本文采用微粒改性技术在MoS2微粒表面包覆绝缘材料,研究并优化包覆工艺,观察包覆微粒表面形貌,及分析微粒包覆表面成分。采用复合镀制备含有包覆微粒MoS2/Al2O3的镍基润滑镀层,解决由于MoS2微粒的电导性引起的镀层树枝状结晶问题;研究分散剂对镀液中微粒分散性的影响,研究包覆微粒的复合镀工艺并优化其最佳工艺参数;建立包覆微粒在复合镀中的沉积模型,研究包覆微粒在镀层中的分布,用扫描电镜观察镀层表面形貌,用XRD分析相结构变化;研究镀层的结合强度、显微硬度、摩擦磨损性能及耐腐蚀性能。
采用电解加工技术制备织构化微孔,通过改变暴露面积、电流密度、电解时间,从而获得不同尺寸、深度及分布的织构化微孔。
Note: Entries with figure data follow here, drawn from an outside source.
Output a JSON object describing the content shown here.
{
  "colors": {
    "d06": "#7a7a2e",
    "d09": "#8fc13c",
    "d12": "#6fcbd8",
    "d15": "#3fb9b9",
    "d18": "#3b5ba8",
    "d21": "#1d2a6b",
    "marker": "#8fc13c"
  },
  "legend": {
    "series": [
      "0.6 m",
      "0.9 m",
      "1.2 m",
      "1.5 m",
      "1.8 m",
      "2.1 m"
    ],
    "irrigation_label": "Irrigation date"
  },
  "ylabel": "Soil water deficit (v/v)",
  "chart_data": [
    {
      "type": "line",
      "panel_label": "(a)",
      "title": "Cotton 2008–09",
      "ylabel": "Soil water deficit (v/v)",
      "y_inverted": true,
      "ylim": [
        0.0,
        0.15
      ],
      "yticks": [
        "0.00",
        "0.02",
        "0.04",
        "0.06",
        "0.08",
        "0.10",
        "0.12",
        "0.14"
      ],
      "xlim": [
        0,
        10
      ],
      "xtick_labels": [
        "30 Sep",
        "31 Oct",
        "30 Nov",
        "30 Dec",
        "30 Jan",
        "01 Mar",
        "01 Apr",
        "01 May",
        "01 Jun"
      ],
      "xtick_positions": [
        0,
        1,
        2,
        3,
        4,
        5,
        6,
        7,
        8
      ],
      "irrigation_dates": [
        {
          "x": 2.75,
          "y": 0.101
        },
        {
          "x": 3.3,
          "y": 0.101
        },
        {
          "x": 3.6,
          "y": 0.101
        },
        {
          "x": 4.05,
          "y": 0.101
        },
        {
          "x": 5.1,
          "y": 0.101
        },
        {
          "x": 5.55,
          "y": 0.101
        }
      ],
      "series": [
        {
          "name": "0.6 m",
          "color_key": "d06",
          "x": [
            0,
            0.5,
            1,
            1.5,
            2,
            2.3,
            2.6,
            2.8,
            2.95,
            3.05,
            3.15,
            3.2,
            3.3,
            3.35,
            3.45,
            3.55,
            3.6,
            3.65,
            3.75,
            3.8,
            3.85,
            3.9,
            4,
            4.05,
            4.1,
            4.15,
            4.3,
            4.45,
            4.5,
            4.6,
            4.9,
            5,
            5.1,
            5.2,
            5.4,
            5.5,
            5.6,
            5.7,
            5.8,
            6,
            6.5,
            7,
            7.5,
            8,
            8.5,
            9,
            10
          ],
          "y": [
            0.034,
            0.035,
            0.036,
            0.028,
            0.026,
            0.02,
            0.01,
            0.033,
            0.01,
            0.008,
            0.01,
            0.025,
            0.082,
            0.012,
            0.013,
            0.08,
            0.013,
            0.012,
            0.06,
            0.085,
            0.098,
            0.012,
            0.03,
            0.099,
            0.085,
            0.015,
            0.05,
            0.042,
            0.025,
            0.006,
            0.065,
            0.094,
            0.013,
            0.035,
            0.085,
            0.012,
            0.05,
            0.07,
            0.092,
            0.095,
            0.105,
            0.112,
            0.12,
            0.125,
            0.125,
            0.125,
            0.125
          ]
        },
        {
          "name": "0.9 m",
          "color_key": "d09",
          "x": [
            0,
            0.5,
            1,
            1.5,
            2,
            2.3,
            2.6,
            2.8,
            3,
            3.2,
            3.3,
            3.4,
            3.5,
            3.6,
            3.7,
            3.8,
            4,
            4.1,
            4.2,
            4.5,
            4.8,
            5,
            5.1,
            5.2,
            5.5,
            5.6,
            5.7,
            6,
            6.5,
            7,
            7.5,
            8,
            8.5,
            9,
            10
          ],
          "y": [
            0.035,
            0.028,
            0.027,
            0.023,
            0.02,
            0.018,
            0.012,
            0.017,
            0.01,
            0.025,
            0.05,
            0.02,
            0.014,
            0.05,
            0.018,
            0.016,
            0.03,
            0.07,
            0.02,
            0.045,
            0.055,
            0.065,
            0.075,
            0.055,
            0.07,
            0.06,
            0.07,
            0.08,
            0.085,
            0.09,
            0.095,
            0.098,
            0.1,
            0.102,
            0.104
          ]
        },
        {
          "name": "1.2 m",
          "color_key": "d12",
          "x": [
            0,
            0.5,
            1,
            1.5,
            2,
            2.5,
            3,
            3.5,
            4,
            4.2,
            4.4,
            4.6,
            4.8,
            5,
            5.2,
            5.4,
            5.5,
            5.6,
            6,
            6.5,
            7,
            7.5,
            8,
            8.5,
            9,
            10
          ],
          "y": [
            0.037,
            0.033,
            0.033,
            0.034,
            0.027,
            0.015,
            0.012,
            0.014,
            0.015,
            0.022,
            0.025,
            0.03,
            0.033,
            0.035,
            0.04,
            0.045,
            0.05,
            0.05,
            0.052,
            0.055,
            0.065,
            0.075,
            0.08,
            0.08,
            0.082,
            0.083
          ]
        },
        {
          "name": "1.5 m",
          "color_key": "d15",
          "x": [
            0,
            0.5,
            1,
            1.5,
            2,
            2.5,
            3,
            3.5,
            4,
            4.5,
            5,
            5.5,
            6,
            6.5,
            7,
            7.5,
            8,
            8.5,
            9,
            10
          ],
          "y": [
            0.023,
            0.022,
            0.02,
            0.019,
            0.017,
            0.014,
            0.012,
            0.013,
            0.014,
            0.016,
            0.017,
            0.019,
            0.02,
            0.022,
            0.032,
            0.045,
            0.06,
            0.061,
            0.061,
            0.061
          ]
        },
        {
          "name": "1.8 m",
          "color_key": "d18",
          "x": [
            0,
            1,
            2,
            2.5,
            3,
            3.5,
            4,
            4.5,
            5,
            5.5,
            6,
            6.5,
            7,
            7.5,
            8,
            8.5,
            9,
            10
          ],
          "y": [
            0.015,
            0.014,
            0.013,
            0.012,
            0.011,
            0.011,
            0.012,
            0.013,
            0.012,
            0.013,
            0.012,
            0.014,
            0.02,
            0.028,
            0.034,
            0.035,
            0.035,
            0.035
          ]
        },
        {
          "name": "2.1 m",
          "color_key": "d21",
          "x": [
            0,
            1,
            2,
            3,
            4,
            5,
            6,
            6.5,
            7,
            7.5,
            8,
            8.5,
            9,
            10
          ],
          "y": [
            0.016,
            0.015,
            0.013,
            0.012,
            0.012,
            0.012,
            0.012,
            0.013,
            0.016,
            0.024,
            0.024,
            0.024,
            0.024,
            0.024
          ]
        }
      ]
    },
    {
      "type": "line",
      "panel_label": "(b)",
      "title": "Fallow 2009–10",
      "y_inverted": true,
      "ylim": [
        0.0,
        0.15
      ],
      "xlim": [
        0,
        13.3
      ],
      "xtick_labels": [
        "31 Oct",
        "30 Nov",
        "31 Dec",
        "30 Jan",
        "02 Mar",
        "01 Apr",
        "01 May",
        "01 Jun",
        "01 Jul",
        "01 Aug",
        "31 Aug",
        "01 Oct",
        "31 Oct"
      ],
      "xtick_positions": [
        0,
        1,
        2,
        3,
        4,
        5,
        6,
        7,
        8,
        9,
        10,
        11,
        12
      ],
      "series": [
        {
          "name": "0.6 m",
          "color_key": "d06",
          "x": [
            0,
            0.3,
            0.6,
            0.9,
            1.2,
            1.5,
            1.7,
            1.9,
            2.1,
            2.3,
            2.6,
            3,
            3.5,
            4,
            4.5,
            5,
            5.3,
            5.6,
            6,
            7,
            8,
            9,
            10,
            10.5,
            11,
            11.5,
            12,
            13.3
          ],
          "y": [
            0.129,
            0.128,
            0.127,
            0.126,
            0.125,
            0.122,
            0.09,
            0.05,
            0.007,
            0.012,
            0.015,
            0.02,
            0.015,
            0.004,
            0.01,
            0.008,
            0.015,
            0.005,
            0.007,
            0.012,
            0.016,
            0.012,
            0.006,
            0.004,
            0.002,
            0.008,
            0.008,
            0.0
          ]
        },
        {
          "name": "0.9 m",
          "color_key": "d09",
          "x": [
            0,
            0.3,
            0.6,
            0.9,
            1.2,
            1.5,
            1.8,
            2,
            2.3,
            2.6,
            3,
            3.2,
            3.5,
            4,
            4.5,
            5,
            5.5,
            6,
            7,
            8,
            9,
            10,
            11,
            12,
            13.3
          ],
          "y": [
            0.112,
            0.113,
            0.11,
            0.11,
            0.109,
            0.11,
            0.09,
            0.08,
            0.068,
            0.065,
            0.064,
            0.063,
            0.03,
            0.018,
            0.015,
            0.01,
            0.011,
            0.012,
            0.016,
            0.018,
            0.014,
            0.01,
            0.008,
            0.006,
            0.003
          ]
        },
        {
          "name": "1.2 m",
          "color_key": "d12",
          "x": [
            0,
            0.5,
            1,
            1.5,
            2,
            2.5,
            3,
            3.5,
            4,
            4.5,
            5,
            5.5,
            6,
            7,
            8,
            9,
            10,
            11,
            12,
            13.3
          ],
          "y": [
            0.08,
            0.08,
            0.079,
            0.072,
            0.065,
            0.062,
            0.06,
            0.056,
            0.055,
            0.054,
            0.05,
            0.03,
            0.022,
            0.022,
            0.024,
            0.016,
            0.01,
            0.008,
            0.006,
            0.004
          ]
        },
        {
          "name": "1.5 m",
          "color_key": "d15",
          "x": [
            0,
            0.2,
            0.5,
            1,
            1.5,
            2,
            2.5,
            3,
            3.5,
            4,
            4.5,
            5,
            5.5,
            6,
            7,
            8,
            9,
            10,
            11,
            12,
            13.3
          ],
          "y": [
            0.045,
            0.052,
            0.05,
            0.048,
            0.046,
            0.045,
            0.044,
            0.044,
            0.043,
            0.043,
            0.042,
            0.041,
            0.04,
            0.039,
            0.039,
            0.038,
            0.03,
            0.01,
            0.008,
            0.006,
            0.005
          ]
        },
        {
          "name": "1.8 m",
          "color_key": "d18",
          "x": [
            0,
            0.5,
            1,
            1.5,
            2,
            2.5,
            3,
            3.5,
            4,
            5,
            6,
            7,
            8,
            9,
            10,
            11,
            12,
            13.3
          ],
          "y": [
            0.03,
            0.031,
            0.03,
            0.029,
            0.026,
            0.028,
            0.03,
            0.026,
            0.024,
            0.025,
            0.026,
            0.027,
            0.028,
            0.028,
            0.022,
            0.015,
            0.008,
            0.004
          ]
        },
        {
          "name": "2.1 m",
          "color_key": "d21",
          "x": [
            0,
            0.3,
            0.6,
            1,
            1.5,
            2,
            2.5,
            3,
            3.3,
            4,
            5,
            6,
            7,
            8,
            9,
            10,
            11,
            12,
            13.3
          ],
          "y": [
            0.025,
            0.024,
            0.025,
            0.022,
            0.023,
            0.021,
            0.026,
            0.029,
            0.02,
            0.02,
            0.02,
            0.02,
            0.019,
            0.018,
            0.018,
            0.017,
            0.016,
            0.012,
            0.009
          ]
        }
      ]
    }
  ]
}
采用电沉积技术在表面织构化微孔中沉积Ag-MoS2/Al2O3润滑镀层,制备织构化表面Ag-MoS2/Al2O3润滑镀层。织构化表面Ag-MoS2/Al2O3润滑镀层与GCr15钢进行环/盘式摩擦磨损试验,测试不同直径、间距等织构参数对织构化表面Ag-MoS2/Al2O3润滑镀层摩擦磨损性能的影响,用织构化表面MoS2干膜润滑做摩擦磨损性能的对比研究。
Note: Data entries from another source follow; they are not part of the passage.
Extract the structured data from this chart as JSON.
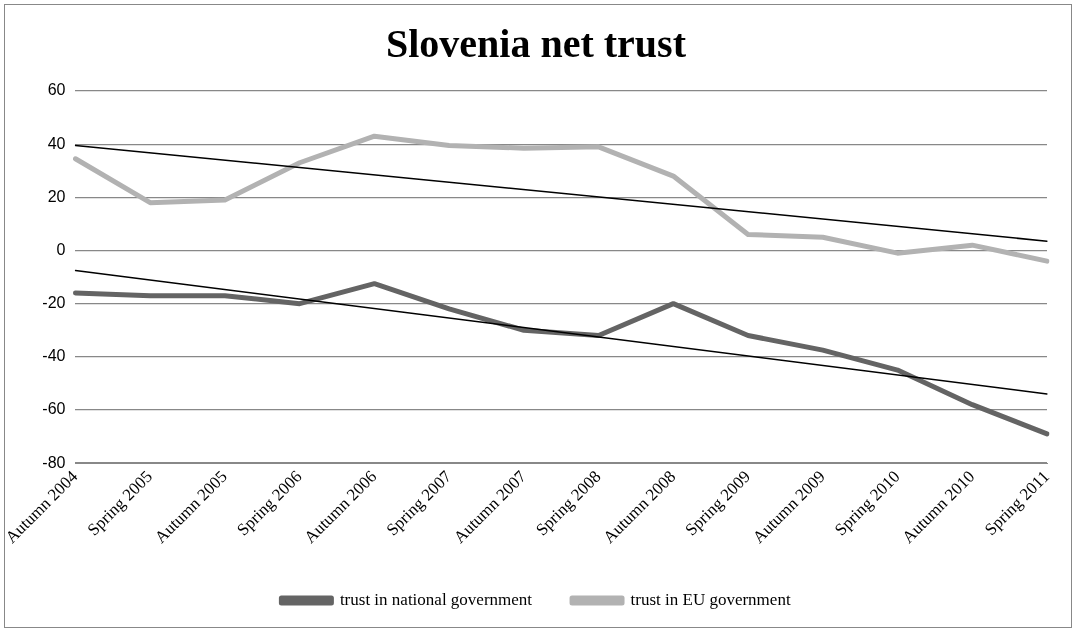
{
  "chart_data": {
    "type": "line",
    "title": "Slovenia net trust",
    "categories": [
      "Autumn 2004",
      "Spring 2005",
      "Autumn 2005",
      "Spring 2006",
      "Autumn 2006",
      "Spring 2007",
      "Autumn 2007",
      "Spring 2008",
      "Autumn 2008",
      "Spring 2009",
      "Autumn 2009",
      "Spring 2010",
      "Autumn 2010",
      "Spring 2011"
    ],
    "series": [
      {
        "name": "trust in national government",
        "color": "#646464",
        "values": [
          -16,
          -17,
          -17,
          -20,
          -12.5,
          -22,
          -30,
          -32,
          -20,
          -32,
          -37.5,
          -45,
          -58,
          -69
        ]
      },
      {
        "name": "trust in EU government",
        "color": "#b2b2b2",
        "values": [
          34.5,
          18,
          19,
          33,
          43,
          39.5,
          38.5,
          39,
          28,
          6,
          5,
          -1,
          2,
          -4
        ]
      },
      {
        "type": "line",
        "color": "#000000",
        "x": [
          "Autumn 2004",
          "Spring 2011"
        ],
        "values": [
          -7.5,
          -54
        ]
      },
      {
        "type": "line",
        "color": "#000000",
        "x": [
          "Autumn 2004",
          "Spring 2011"
        ],
        "values": [
          39.5,
          3.5
        ]
      }
    ],
    "ylim": [
      -80,
      60
    ],
    "yticks": [
      -80,
      -60,
      -40,
      -20,
      0,
      20,
      40,
      60
    ],
    "grid": "y",
    "legend": "bottom",
    "marker": "none",
    "line_style": "solid"
  }
}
研究了Al2O3或PS包覆MoS2微粒的工艺,Al2O3包覆MoS2微粒的最佳工艺为,温度80℃,pH值7.0,Al3+浓度为0.2mol/L;XPS检测结果表明MoS2微粒表面成功地包覆了均匀完整的Al2O3层。PS包覆MoS2最佳工艺为:引发剂为0.2wt%的偶氮二异丁腈(AIBN)(基于苯乙烯单体质量分数),聚合时间为2h,苯乙烯单体与微粒用量的比例为1ml:10g,得到包覆均匀、不团聚的PS/MoS2复合微粒。
本文采用电沉积技术制备减摩复合镀层,得出以下结论:十六烷基溴化铵(CTAB)用量在0.4mg/l时,微粒在镀液中的分散性达到最优;在各个用量时对比,CTAB对镀液中微粒的分散性均优于OP-10及十二烷基磺酸钠。优化出复合镀最佳工艺参数为:电镀液中微粒浓度为25g/l,电流密度为11A/dm2,搅拌速度为600rpm,pH值为4.5,温度为55℃;对比包覆微粒MoS2/Al2O3与MoS2微粒对镀层性能的影响,在相同的条件下,MoS2/Al2O3微粒在镀层中的沉积量均高于未包覆微粒的沉积量;MoS2微粒的镀层出现树枝状结晶,而包覆微粒MoS2/Al2O3的镀层则避免了树枝状结晶的出现,镀层表面形貌平整,厚度均匀;梯度复合镀层的结合力优于普通复合镀层,包覆微粒在镀层中的分布均匀。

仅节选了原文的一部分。